Every baby is different. They all have their own unique personalities, there own physical traits, and their own developmental progressions. This is never more true than when it comes to the issue of sleep. Some babies sleep soundly through the night after just five or six weeks, while others may struggle with staying asleep into their toddler years. Some babies ask for several nighttime feedings, while other babies are content with just one or two. Some babies experience an occasional pause in their breathing – known as “Periodic Breathing” – where they literally don’t breath for as long as 15 seconds during their sleep.

Some babies even snore.

That’s right. They snore.

If your baby occasionally snores or even makes some sort of snorting noise while she’s asleep, it usually isn’t an area of concern. This is especially true if her snoring or snorting has some sort of a consistent rhythm to it.

There are several reasons that a baby might snore or snort. A baby might snore, for example, when his nose is stuffed up. If he’s got a cold, you can help him out by using a vaporizer or a humidifier. These kinds of products will help make breathing more comfortable for him while he doesn’t feel good.

Allergies can also cause snoring. For a baby that has allergies, there are several things you may be able to do. An air purifier can sometimes help. Keeping pets out of baby’s bedroom can be helpful, too. If your baby has allergies, your doctor may also be able to prescribe some medications to help.

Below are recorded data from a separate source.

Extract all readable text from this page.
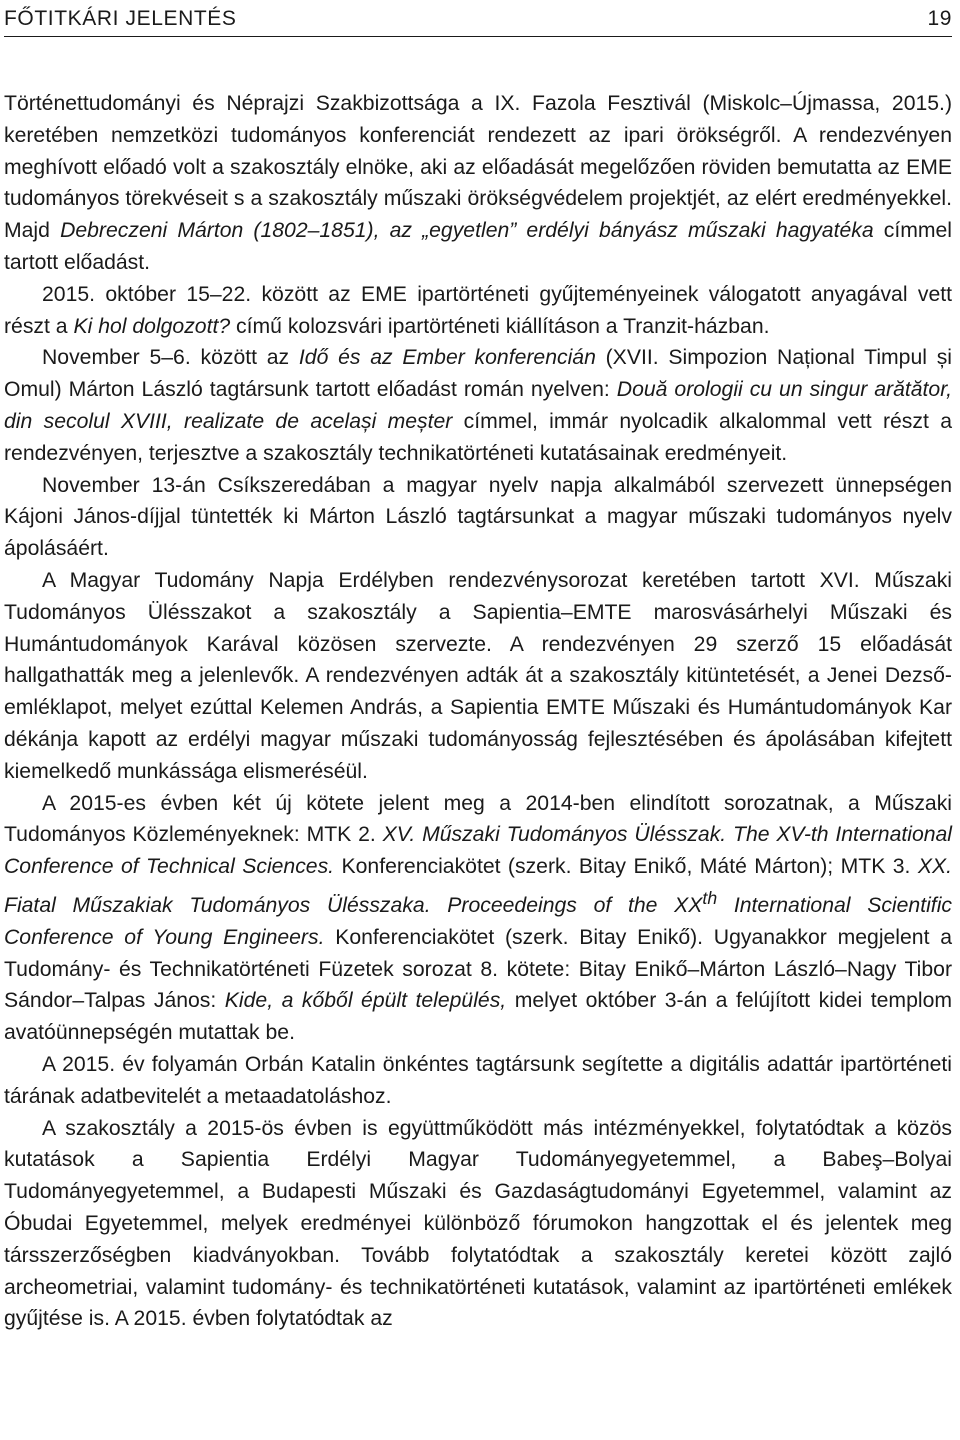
FŐTITKÁRI JELENTÉS	19

Történettudományi és Néprajzi Szakbizottsága a IX. Fazola Fesztivál (Miskolc–Újmassa, 2015.) keretében nemzetközi tudományos konferenciát rendezett az ipari örökségről. A rendezvényen meghívott előadó volt a szakosztály elnöke, aki az előadását megelőzően röviden bemutatta az EME tudományos törekvéseit s a szakosztály műszaki örökségvédelem projektjét, az elért eredményekkel. Majd Debreczeni Márton (1802–1851), az „egyetlen” erdélyi bányász műszaki hagyatéka címmel tartott előadást.

2015. október 15–22. között az EME ipartörténeti gyűjteményeinek válogatott anyagával vett részt a Ki hol dolgozott? című kolozsvári ipartörténeti kiállításon a Tranzit-házban.

November 5–6. között az Idő és az Ember konferencián (XVII. Simpozion Național Timpul și Omul) Márton László tagtársunk tartott előadást román nyelven: Două orologii cu un singur arătător, din secolul XVIII, realizate de același meșter címmel, immár nyolcadik alkalommal vett részt a rendezvényen, terjesztve a szakosztály technikatörténeti kutatásainak eredményeit.

November 13-án Csíkszeredában a magyar nyelv napja alkalmából szervezett ünnepségen Kájoni János-díjjal tüntették ki Márton László tagtársunkat a magyar műszaki tudományos nyelv ápolásáért.

A Magyar Tudomány Napja Erdélyben rendezvénysorozat keretében tartott XVI. Műszaki Tudományos Ülésszakot a szakosztály a Sapientia–EMTE marosvásárhelyi Műszaki és Humántudományok Karával közösen szervezte. A rendezvényen 29 szerző 15 előadását hallgathatták meg a jelenlevők. A rendezvényen adták át a szakosztály kitüntetését, a Jenei Dezső-emléklapot, melyet ezúttal Kelemen András, a Sapientia EMTE Műszaki és Humántudományok Kar dékánja kapott az erdélyi magyar műszaki tudományosság fejlesztésében és ápolásában kifejtett kiemelkedő munkássága elismeréséül.

A 2015-es évben két új kötete jelent meg a 2014-ben elindított sorozatnak, a Műszaki Tudományos Közleményeknek: MTK 2. XV. Műszaki Tudományos Ülésszak. The XV-th International Conference of Technical Sciences. Konferenciakötet (szerk. Bitay Enikő, Máté Márton); MTK 3. XX. Fiatal Műszakiak Tudományos Ülésszaka. Proceedeings of the XXth International Scientific Conference of Young Engineers. Konferenciakötet (szerk. Bitay Enikő). Ugyanakkor megjelent a Tudomány- és Technikatörténeti Füzetek sorozat 8. kötete: Bitay Enikő–Márton László–Nagy Tibor Sándor–Talpas János: Kide, a kőből épült település, melyet október 3-án a felújított kidei templom avatóünnepségén mutattak be.

A 2015. év folyamán Orbán Katalin önkéntes tagtársunk segítette a digitális adattár ipartörténeti tárának adatbevitelét a metaadatoláshoz.

A szakosztály a 2015-ös évben is együttműködött más intézményekkel, folytatódtak a közös kutatások a Sapientia Erdélyi Magyar Tudományegyetemmel, a Babeş–Bolyai Tudományegyetemmel, a Budapesti Műszaki és Gazdaságtudományi Egyetemmel, valamint az Óbudai Egyetemmel, melyek eredményei különböző fórumokon hangzottak el és jelentek meg társszerzőségben kiadványokban. Tovább folytatódtak a szakosztály keretei között zajló archeometriai, valamint tudomány- és technikatörténeti kutatások, valamint az ipartörténeti emlékek gyűjtése is. A 2015. évben folytatódtak az
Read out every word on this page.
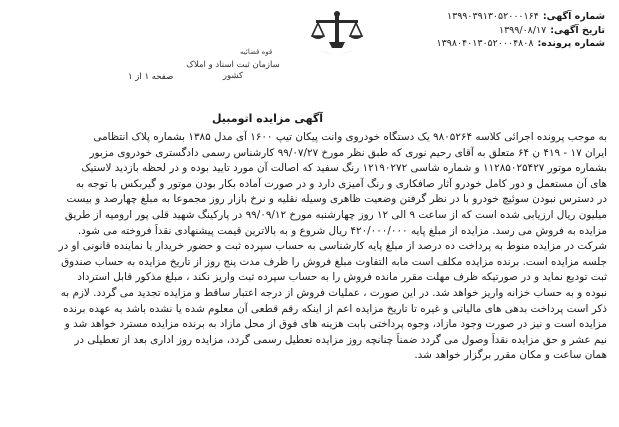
شماره آگهی:
۱۳۹۹۰۳۹۱۳۰۵۲۰۰۰۱۶۴
تاریخ آگهی:
۱۳۹۹/۰۸/۱۷
شماره پرونده:
۱۳۹۸۰۴۰۱۳۰۵۲۰۰۰۴۸۰۸
قوه قضائیه
سازمان ثبت اسناد و املاک کشور
صفحه ۱ از ۱
آگهی مزایده اتومبیل
به موجب پرونده اجرائی کلاسه ۹۸۰۵۲۶۴ یک دستگاه خودروی وانت پیکان تیپ ۱۶۰۰ آی مدل ۱۳۸۵ بشماره پلاک انتظامی
ایران ۱۷ - ۴۱۹ ن ۶۴ متعلق به آقای رحیم نوری که طبق نظر مورخ ۹۹/۰۷/۲۷ کارشناس رسمی دادگستری خودروی مزبور
بشماره موتور ۱۱۲۸۵۰۲۵۴۲۷ و شماره شاسی ۱۲۱۹۰۲۷۲ رنگ سفید که اصالت آن مورد تایید بوده و در لحظه بازدید لاستیک
های آن مستعمل و دور کامل خودرو آثار صافکاری و رنگ آمیزی دارد و در صورت آماده بکار بودن موتور و گیربکس با توجه به
در دسترس نبودن سوئیچ خودرو با در نظر گرفتن وضعیت ظاهری وسیله نقلیه و نرخ بازار روز مجموعا به مبلغ چهارصد و بیست
میلیون ریال ارزیابی شده است که از ساعت ۹ الی ۱۲ روز چهارشنبه مورخ ۹۹/۰۹/۱۲ در پارکینگ شهید قلی پور ارومیه از طریق
مزایده به فروش می رسد. مزایده از مبلغ پایه ۴۲۰/۰۰۰/۰۰۰ ریال شروع و به بالاترین قیمت پیشنهادی نقداً فروخته می شود.
شرکت در مزایده منوط به پرداخت ده درصد از مبلغ پایه کارشناسی به حساب سپرده ثبت و حضور خریدار یا نماینده قانونی او در
جلسه مزایده است. برنده مزایده مکلف است مابه التفاوت مبلغ فروش را ظرف مدت پنج روز از تاریخ مزایده به حساب صندوق
ثبت تودیع نماید و در صورتیکه ظرف مهلت مقرر مانده فروش را به حساب سپرده ثبت واریز نکند ، مبلغ مذکور قابل استرداد
نبوده و به حساب خزانه واریز خواهد شد. در این صورت ، عملیات فروش از درجه اعتبار ساقط و مزایده تجدید می گردد. لازم به
ذکر است پرداخت بدهی های مالیاتی و غیره تا تاریخ مزایده اعم از اینکه رقم قطعی آن معلوم شده یا نشده باشد به عهده برنده
مزایده است و نیز در صورت وجود مازاد، وجوه پرداختی بابت هزینه های فوق از محل مازاد به برنده مزایده مسترد خواهد شد و
نیم عشر و حق مزایده نقداً وصول می گردد ضمناً چنانچه روز مزایده تعطیل رسمی گردد، مزایده روز اداری بعد از تعطیلی در
همان ساعت و مکان مقرر برگزار خواهد شد.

Regular, persistent or recurrent snoring can be indicative of some other problem. If your baby snores intermittently and if that snoring is followed by a gasp, she may have a blocked airway. Her airway could become blocked because of adenoids or tonsils. This kind of a condition is known as “obstructive sleep apnea,” and can cause problems.

If your baby has persistent snoring or snorting, you should talk to his doctor. He can check your baby for problems, or he can refer you to a specialist, whether that’s a sleep specialist or an ENT (Ear, Nose and Throat doctor).